Ben Cahn

Personal information
- Date of birth: 28 February 1988 (age 38)
- Place of birth: London, England

Team information
- Current team: Solomon Kings (head coach)

Youth career
- Years: Team
- Crystal Palace
- Fulham

Managerial career
- 2016–2017: Central Coast Mariners (assistant)
- 2017–2022: Olympic FC
- 2022–2023: Melbourne Knights
- 2024: Brisbane Roar
- 2025–: Solomon Kings
- 2026–: Solomon Islands (interim)

= Ben Cahn =

Australian soccer player and manager (born 1988)

Ben Cahn (born 28 February 1988) is an Australian professional football manager who is currently the head coach of OFC Professional League club Solomon Kings and the Solomon Islands national football team.

==Career==
===Early life and move to Australia===
Cahn was born in London, England, to an Australian mother. As a teenager he played in the academies for Crystal Palace, and Fulham. It was whilst at Fulham, his hopes of becoming a professional footballer were cut short when he was told by the club he would never make it professionally. When he was 21, Cahn travelled to Australia and started coaching in some football academies in the Sunshine Coast.
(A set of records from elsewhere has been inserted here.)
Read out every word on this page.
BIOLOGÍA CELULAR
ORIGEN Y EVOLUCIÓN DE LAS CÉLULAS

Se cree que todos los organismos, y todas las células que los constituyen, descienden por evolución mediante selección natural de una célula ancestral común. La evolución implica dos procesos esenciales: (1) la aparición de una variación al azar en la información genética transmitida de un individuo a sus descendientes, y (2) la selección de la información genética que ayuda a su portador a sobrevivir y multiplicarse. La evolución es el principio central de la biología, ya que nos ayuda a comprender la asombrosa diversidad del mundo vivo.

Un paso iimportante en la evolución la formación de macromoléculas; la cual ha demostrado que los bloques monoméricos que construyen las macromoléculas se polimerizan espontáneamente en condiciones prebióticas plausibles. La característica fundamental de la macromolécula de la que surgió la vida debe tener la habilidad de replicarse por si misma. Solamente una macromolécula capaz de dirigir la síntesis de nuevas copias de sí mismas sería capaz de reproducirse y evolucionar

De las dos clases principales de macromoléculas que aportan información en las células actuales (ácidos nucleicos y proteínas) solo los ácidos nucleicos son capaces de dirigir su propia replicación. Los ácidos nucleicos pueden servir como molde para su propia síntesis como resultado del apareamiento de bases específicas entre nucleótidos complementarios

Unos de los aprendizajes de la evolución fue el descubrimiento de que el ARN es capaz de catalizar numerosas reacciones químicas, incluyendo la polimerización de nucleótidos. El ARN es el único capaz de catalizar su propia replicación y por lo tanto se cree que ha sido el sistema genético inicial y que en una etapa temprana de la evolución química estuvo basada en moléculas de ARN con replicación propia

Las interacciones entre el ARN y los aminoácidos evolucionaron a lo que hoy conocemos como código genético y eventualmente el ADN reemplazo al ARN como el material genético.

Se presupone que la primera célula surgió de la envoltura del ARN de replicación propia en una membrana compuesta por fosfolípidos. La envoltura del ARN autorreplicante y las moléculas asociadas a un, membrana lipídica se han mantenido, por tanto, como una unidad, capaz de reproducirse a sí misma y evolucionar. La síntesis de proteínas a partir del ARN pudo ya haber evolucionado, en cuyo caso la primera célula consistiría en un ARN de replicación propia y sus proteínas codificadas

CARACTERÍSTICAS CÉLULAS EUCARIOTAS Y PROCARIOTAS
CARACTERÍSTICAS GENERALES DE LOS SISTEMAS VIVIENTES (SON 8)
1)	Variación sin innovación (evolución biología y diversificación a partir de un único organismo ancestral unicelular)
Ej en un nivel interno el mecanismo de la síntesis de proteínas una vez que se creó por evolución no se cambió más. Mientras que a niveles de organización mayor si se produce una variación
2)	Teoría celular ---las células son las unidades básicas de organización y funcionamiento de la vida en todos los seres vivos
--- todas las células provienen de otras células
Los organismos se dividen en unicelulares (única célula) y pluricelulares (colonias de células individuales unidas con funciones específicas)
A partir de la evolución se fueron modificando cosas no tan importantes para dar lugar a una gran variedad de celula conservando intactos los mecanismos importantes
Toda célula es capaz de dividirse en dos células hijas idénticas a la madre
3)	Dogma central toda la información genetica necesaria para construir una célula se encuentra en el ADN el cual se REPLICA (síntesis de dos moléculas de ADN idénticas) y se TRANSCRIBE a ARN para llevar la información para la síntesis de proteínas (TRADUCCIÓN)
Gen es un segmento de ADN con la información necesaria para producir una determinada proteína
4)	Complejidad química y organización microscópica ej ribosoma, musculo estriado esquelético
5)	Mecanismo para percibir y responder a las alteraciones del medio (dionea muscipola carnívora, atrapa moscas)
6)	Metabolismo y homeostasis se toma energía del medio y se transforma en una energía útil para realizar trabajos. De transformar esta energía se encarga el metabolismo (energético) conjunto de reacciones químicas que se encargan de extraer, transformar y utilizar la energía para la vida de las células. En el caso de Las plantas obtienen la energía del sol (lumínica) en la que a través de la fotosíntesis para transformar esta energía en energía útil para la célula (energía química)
In 2015 he joined the Central Coast Mariners, becoming an integral part of their successful academy side, overseeing the development and rise of future A-League players Trent Buhagiar, Steve Whyte, Lachlan Wales and Adam Pearce. He was also briefly assistant to both Paul Okon and Tony Walmsley throughout their stints as manager. In 2017 he departed the Mariners and was signed as the head coach of Olympic FC in the NPL Queensland.
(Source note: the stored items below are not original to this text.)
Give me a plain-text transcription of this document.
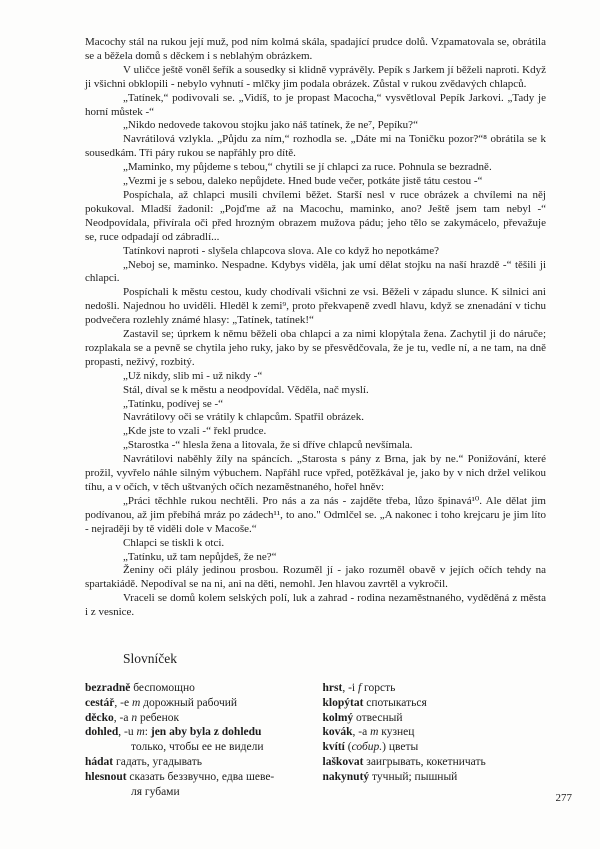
Macochy stál na rukou její muž, pod ním kolmá skála, spadající prudce dolů. Vzpamatovala se, obrátila se a běžela domů s děckem i s neblahým obrázkem.

V uličce ještě voněl šeřík a sousedky si klidně vyprávěly. Pepík s Jarkem jí běželi naproti. Když ji všichni obklopili - nebylo vyhnutí - mlčky jim podala obrázek. Zůstal v rukou zvědavých chlapců.

„Tatínek,“ podivovali se. „Vidíš, to je propast Macocha,“ vysvětloval Pepík Jarkovi. „Tady je horní můstek -“

„Nikdo nedovede takovou stojku jako náš tatínek, že ne⁷, Pepíku?“

Navrátilová vzlykla. „Půjdu za ním,“ rozhodla se. „Dáte mi na Toničku pozor?“⁸ obrátila se k sousedkám. Tři páry rukou se napřáhly pro dítě.

„Maminko, my půjdeme s tebou,“ chytili se jí chlapci za ruce. Pohnula se bezradně.

„Vezmi je s sebou, daleko nepůjdete. Hned bude večer, potkáte jistě tátu cestou -“

Pospíchala, až chlapci musili chvílemi běžet. Starší nesl v ruce obrázek a chvílemi na něj pokukoval. Mladší žadonil: „Pojďme až na Macochu, maminko, ano? Ještě jsem tam nebyl -“ Neodpovídala, přivírala oči před hrozným obrazem mužova pádu; jeho tělo se zakymácelo, převažuje se, ruce odpadají od zábradlí...

Tatínkovi naproti - slyšela chlapcova slova. Ale co když ho nepotkáme?

„Neboj se, maminko. Nespadne. Kdybys viděla, jak umí dělat stojku na naší hrazdě -“ těšili ji chlapci.

Pospíchali k městu cestou, kudy chodívali všichni ze vsi. Běželi v západu slunce. K silnici ani nedošli. Najednou ho uviděli. Hleděl k zemi⁹, proto překvapeně zvedl hlavu, když se znenadání v tichu podvečera rozlehly známé hlasy: „Tatínek, tatínek!“

Zastavil se; úprkem k němu běželi oba chlapci a za nimi klopýtala žena. Zachytil ji do náruče; rozplakala se a pevně se chytila jeho ruky, jako by se přesvědčovala, že je tu, vedle ní, a ne tam, na dně propasti, neživý, rozbitý.

„Už nikdy, slib mi - už nikdy -“

Stál, díval se k městu a neodpovídal. Věděla, nač myslí.

„Tatínku, podívej se -“

Navrátilovy oči se vrátily k chlapcům. Spatřil obrázek.

„Kde jste to vzali -“ řekl prudce.

„Starostka -“ hlesla žena a litovala, že si dříve chlapců nevšímala.

Navrátilovi naběhly žíly na spáncích. „Starosta s pány z Brna, jak by ne.“ Ponižování, které prožil, vyvřelo náhle silným výbuchem. Napřáhl ruce vpřed, potěžkával je, jako by v nich držel velikou tíhu, a v očích, v těch uštvaných očích nezaměstnaného, hořel hněv:

„Práci těchhle rukou nechtěli. Pro nás a za nás - zajděte třeba, lůzo špinavá¹⁰. Ale dělat jim podívanou, až jim přebíhá mráz po zádech¹¹, to ano." Odmlčel se. „A nakonec i toho krejcaru je jim líto - nejraději by tě viděli dole v Macoše.“

Chlapci se tiskli k otci.

„Tatínku, už tam nepůjdeš, že ne?“

Ženiny oči plály jedinou prosbou. Rozuměl jí - jako rozuměl obavě v jejích očích tehdy na spartakiádě. Nepodíval se na ni, ani na děti, nemohl. Jen hlavou zavrtěl a vykročil.

Vraceli se domů kolem selských polí, luk a zahrad - rodina nezaměstnaného, vyděděná z města i z vesnice.

Slovníček
bezradně беспомощно
cestář, -e m дорожный рабочий
děcko, -a n ребенок
dohled, -u m: jen aby byla z dohledu
только, чтобы ее не видели
hádat гадать, угадывать
hlesnout сказать беззвучно, едва шеве-
ля губами
hrst, -i f горсть
klopýtat спотыкаться
kolmý отвесный
kovák, -a m кузнец
kvítí (собир.) цветы
laškovat заигрывать, кокетничать
nakynutý тучный; пышный
277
At the helm of Olympic FC, Cahn's team reached the grand final of the competition five times consecutively, however they lost all 5 grand finals.

In February 2023, Cahn took a further step in his managerial career, taking on the managerial role at Melbourne Knights. In his sole season in charge, Cahn led the Knights to a fourth-place finish in the 2023 NPL Victoria season, along with making the NPL Victoria, Dockerty Cup, and Australia Cup semi-finals, before leaving his position in order to become Brisbane Roar's Youth Technical Director.

===Brisbane Roar===
On 1 January 2024, Cahn was announced as the manager of Brisbane Roar, after interim manager Luciano Trani was sacked after one game following an 8–1 loss to Melbourne City. The appointment marks Cahn's first role as manager of a professional football club, along with his appointment being the fifth manager Brisbane Roar had signed in under a year since Warren Moon was sacked in February 2023.

After five games in charge with one win and four losses, Cahn went on long-term medical leave from 1 February 2024. He had been diagnosed with thyroid cancer and underwent throat surgery that left him unable to continue his work. Recently appointed assistant manager Ruben Zadkovich was elevated as his interim replacement. On 19 April 2024, Brisbane Roar announced Cahn had permanently departed the club.

===Solomon Kings===
On 13 December 2025, Cahn was appointed as the head coach of OFC Professional League club Solomon Kings.